Few CIOs would have imagined how radically their infrastructures would change over the last 10 years — and the speed of change is only accelerating. To keep up, IT must be able to rapidly design and deliver application architectures that not only meet the business needs of the company but also meet data recovery and compliance mandates. It’s a tall order, because as technologies, business needs, and applications change, so must the environments where they are deployed.
Moving applications between data center, edge, and cloud environments is no simple task. Code dependencies tether applications to specific environments, and moving to another requires refactoring and rearchitecting, which can take weeks or months. It’s no understatement that CIOs need the capability to move workloads from one environment to another easily and without refactoring.
Containers were developed to address this need. They place the workload in a virtual box that contains the entire stack required to run it, and it’s portable from one environment to another. But not all applications will be ported to a container. Some already work well in their current environment, so there’s simply no need to make them portable.
Unfortunately, this mix of containers and virtual machines (VMs) creates management complexity, as IT typically uses different platforms to manage them. This causes IT to lose visibility into the interactions and dependencies between VMs and containers. Additionally, containers need application-level data services, which becomes increasingly difficult containers because are not static. Finally, within a distributed hybrid cloud model, efficient container and VM management demands a specialized platform: one that can automate and orchestrate processes while ensuring compliance and data sovereignty.
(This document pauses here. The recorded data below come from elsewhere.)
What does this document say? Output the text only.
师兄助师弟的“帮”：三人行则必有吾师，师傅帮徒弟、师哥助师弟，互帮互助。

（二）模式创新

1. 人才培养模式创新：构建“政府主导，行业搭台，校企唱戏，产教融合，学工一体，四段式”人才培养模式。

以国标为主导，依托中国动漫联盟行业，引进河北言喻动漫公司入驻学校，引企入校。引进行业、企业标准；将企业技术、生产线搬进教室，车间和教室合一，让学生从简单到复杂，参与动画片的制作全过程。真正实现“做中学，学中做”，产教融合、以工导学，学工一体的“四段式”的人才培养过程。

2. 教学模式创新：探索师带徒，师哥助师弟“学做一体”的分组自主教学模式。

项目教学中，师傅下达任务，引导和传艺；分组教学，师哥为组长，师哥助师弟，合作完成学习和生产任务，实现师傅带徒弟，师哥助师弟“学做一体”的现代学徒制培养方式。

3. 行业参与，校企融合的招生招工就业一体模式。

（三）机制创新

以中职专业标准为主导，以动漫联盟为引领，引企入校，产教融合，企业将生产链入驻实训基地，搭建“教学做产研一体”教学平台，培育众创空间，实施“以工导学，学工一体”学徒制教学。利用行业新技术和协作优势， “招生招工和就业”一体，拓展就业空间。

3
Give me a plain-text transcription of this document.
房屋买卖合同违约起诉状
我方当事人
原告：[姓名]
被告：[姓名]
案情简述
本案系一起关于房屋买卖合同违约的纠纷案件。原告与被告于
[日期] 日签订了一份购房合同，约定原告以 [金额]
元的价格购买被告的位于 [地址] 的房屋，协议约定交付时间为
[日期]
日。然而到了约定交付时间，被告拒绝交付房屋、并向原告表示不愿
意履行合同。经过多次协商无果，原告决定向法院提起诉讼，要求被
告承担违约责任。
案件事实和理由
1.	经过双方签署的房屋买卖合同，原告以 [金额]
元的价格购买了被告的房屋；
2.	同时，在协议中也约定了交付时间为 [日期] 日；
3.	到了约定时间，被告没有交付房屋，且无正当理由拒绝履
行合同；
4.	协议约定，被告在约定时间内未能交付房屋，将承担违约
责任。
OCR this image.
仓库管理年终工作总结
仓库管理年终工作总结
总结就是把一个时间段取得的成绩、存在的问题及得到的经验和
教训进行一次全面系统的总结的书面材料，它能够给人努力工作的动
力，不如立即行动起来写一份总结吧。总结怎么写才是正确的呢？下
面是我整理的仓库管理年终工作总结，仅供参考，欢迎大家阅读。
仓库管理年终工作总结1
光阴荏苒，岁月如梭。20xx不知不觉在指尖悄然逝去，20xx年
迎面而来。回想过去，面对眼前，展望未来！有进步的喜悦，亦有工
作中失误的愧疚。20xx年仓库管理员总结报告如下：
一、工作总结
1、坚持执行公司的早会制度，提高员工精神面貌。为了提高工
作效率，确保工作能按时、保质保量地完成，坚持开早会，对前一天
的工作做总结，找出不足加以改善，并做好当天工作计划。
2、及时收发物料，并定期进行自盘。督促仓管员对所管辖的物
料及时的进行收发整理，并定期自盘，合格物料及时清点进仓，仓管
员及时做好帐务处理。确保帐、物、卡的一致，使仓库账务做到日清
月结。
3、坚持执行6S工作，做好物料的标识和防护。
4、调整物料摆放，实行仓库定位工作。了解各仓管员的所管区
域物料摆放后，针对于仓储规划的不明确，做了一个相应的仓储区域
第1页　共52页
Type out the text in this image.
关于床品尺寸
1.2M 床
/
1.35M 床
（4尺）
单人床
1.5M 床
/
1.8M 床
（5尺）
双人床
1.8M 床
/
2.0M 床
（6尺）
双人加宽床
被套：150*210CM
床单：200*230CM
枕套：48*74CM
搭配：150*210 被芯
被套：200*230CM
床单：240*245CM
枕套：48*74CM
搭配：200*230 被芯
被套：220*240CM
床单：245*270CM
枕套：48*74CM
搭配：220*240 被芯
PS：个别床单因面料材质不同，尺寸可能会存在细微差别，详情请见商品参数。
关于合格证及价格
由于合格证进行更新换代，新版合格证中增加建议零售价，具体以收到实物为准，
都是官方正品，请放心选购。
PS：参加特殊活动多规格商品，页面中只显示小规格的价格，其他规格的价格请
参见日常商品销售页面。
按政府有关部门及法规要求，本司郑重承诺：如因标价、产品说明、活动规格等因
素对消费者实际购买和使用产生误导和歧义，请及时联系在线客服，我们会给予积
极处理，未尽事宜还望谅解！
The open-source Kubernetes platform automates container deployment, scaling, and management, but it’s a complex environment. In too many cases, its deployment has created even more complexity in managing persistent data between VMs and containerized applications. Typically, IT must create two separate environments.
Ultimately, IT needs a Kubernetes platform that can span both hybrid and multicloud environments, supporting a microservices architecture that provides the necessary flexibility, agility, and compliance to manage containers and VMs. The Nutanix Kubernetes® Platform does exactly this, enabling admins to manage VMs and containers in a unified platform.
With Nutanix, IT can deploy production-ready, multimaster Kubernetes clusters in just a few clicks. Admins can house containers and VMs anywhere within their environment — in the cloud, bare metal, or third-party virtualization platforms — and the platform provides comprehensive platform services, including observability, cost management, fleet management, GitOps, and integration with open-source developer tools. Additionally, the platform provides persistent storage for block and file, object storage, and databases. Meanwhile, data services enable snapshots, replication, and disaster recovery for containers and VMs across all environments.
As a result, IT can ensure true application portability across a distributed infrastructure landscape and consistent operations for platform engineering teams. With a single, unified platform, IT teams can manage both VMs and containers, increase flexibility, eliminate the need to retrain staff on another platform, and easily modernize their apps.